Legislative Insights, September 14

SLAA News,

What to Watch This Week

The House Returns This Week: While the Senate returned to the Capitol last week, this week, the House joins them.

Stimulus Deal in Peril: A combination of revived deficit concerns among some Republicans and a bet by progressive Democrats that the president would be forced to go along with the largest stimulus yet proposed -- beyond the $2 trillion enacted in March -- crippled negotiations, which broke off in early August. All signs seem to indicate that we will not see movement on a stimulus deal until after the election.

CDC Reports Disputed: According to several news reports, U.S. health department spokesman Michael Caputo and other aides were asked to read and suggest changes to weekly Covid-19 reports by the Centers for Disease Control.  Health and Human Services Department communications aides complained to CDC Director Robert Redfield that the reports would undermine Trump’s upbeat messaging about the pandemic.

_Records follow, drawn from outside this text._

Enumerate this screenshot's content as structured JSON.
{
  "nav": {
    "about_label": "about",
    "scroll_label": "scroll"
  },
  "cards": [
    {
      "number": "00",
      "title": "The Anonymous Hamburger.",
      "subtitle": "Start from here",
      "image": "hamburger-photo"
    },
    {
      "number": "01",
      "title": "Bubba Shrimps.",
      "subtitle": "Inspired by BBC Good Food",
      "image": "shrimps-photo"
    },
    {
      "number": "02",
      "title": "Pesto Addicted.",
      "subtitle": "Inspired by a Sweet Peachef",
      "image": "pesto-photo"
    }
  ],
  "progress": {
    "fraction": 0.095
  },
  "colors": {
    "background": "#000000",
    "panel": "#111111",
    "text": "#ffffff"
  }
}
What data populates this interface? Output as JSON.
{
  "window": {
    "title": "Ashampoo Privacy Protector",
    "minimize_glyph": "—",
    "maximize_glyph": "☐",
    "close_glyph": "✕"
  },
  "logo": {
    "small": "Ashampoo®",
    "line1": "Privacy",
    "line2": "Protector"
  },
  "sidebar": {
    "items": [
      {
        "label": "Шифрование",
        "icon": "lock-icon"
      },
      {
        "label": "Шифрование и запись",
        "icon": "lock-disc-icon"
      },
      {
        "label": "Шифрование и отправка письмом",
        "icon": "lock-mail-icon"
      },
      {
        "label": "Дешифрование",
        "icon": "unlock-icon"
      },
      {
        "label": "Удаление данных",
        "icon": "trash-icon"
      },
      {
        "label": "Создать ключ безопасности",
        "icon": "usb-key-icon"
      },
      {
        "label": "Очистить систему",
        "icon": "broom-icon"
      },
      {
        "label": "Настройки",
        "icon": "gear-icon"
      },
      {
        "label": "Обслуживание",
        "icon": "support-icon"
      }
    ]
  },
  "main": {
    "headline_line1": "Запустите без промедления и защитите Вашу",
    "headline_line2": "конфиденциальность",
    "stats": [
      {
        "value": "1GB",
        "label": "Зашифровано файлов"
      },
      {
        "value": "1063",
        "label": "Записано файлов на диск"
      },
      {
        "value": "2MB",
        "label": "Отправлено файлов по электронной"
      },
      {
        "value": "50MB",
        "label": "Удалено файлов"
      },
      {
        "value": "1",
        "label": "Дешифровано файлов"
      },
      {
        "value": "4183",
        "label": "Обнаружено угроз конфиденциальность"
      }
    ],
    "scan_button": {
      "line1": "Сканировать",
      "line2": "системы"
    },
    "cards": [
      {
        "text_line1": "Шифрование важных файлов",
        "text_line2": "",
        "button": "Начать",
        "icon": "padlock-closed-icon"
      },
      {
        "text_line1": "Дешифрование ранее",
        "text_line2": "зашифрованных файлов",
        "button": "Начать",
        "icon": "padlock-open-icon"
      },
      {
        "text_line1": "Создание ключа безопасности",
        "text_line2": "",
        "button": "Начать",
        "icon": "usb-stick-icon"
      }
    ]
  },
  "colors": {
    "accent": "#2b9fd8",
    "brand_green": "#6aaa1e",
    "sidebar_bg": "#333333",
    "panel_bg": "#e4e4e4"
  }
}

Trump Signs Drug Pricing Order: President Trump started a process that could cut some drug costs by tying prices to those paid by countries with national health systems, a move drug makers said will stifle innovation. The order yesterday came after an earlier attempt to force pharmaceutical companies to make reductions didn’t yield results.
 

Last Week's Highlights

Job Losses Continue: Applications for U.S. state jobless benefits held steady last week, a sign extensive loss are persisting as the nation struggles to curb the spread of the coronavirus. Initial jobless claims in regular states’ programs were unchanged at 884,000 in the week ending on September 5, Labor Department data showed. Continuing claims rose 93,000 to 13.4 million in the week ending on August 29.